Cultura
16 febbraio, 2026I metodi di Stalin sono ancora tra noi. Il film di Sergei Loznitsa racconta l’eterno presente dell’oppressione del dissenso nell’ex Urss
Se credete di sapere già tutto sull’Urss di Stalin è perché non avete ancora visto “Due procuratori” di Sergei Loznitsa. Se poi credete che quegli anni terribili siano confinati nel passato, è sempre per la stessa ragione: non avete visto “Due procuratori”. Non avete incrociato lo sguardo dei suoi personaggi, né le posture dei loro corpi contratti. Non avete sentito le loro storielle sinistre né il loro modo terrificante di ridere. Non vi siete persi tra le celle, i cancelli, i corridoi, di un carcere russo anni Trenta ricostruito più vero del vero, o forse sarebbe meglio dire ritrovato, a Riga, in Lettonia (il totalitarismo ha la memoria lunga). Tantomeno avete dovuto chiedervi di che colore sono quei muri, da che impasto infernale di rossi, di grigi, di ocra rugginosi e putrescenti, l’ucraino Loznitsa e il suo operatore, il romeno Oleg Mutu, abbiano estratto la tavolozza del film.
Eppure in “Due procuratori” tutto è lì, reso vivo e presente dalla parabola del giovane magistrato idealista che riceve chissà come una richiesta d’aiuto dal carcere di Briansk nel 1937, al culmine delle purghe staliniane. E passo dopo passo, fedele come il prigioniero agli ideali della rivoluzione, va a ficcarsi nella bocca del leone.
Non senza aver passato in rassegna una galleria di sgherri e di disperati, di servi e di spie, che erano lì da prima, dalla Russia degli zar e di Dostoevskij, ma in quegli anni trovarono una sorta di perfezione plastica definitiva. Diventando eterni, dunque universali.
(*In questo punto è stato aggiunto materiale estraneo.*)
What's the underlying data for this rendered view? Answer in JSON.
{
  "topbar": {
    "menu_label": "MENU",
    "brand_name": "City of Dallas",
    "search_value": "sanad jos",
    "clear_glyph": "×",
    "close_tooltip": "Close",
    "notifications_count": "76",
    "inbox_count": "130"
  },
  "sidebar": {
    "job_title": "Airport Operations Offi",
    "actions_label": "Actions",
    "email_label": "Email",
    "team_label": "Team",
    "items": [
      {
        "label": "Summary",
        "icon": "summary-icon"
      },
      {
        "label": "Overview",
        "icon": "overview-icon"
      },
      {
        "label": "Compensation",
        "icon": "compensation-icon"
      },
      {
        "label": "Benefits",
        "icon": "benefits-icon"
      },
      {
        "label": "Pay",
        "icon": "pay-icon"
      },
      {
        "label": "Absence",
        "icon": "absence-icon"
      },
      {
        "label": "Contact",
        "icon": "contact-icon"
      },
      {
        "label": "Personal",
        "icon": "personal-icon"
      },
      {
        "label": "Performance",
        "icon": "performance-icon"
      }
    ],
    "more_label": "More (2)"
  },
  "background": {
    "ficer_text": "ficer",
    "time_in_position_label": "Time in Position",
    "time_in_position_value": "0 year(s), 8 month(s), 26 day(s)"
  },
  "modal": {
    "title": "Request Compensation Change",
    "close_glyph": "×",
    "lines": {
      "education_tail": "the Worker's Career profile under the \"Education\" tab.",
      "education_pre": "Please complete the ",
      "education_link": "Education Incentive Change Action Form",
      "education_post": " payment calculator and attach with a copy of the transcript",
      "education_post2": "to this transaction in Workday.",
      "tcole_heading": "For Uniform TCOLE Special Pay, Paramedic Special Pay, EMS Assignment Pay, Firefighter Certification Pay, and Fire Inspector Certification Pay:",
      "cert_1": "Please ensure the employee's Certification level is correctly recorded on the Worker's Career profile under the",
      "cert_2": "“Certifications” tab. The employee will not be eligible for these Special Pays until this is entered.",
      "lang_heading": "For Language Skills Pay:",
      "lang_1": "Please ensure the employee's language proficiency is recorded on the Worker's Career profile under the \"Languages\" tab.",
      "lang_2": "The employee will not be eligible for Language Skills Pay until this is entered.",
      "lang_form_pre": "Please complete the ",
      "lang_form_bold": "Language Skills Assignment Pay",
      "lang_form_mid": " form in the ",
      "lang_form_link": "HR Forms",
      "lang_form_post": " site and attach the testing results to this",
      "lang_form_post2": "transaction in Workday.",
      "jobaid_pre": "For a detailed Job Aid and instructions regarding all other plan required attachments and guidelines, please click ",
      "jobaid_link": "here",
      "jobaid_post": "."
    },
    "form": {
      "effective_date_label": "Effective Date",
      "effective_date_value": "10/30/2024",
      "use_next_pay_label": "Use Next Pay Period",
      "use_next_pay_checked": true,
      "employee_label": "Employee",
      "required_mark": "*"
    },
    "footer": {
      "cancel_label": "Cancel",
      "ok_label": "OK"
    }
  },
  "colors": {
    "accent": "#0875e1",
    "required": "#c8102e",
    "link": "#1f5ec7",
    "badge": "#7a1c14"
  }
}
E sinistramente attuali, soprattutto di questi tempi.
Dietro il film c'è un racconto del fisico Georgij Demidov scritto nel 1969 ma pubblicato solo nel 2009, dopo la sua morte, e nutrito dai suoi lunghi anni nel Gulag (1938-1952). Lì nasce la precisione chirurgica dei rapporti, il sospetto che aleggia come polvere appiccicosa su tutto e tutti, il clima di minaccia che avvelena parole e silenzi. Ma il resto viene da Loznitsa, uno degli ultimi veri eredi della grande tradizione del cinema sovietico, dal suo inesausto andare e venire tra finzione e documentario, da un cast meraviglioso che riunisce russi, ucraini, lituani, memori di un mondo tramontato ma tutt’altro che scomparso.
Con una menzione speciale per il protagonista, con quella faccia da pugile-bambino (Aleksandr Kuznetsov). E per i due misteriosi viaggiatori con cui divide il ritorno in treno, quasi un film a sé, raggelante e beffardo, che porta questa parabola così storicamente esatta dalle parti di Kafka e dei fratelli Coen. Il ceppo in fondo è lo stesso. E di metafisico ha solo l’apparenza.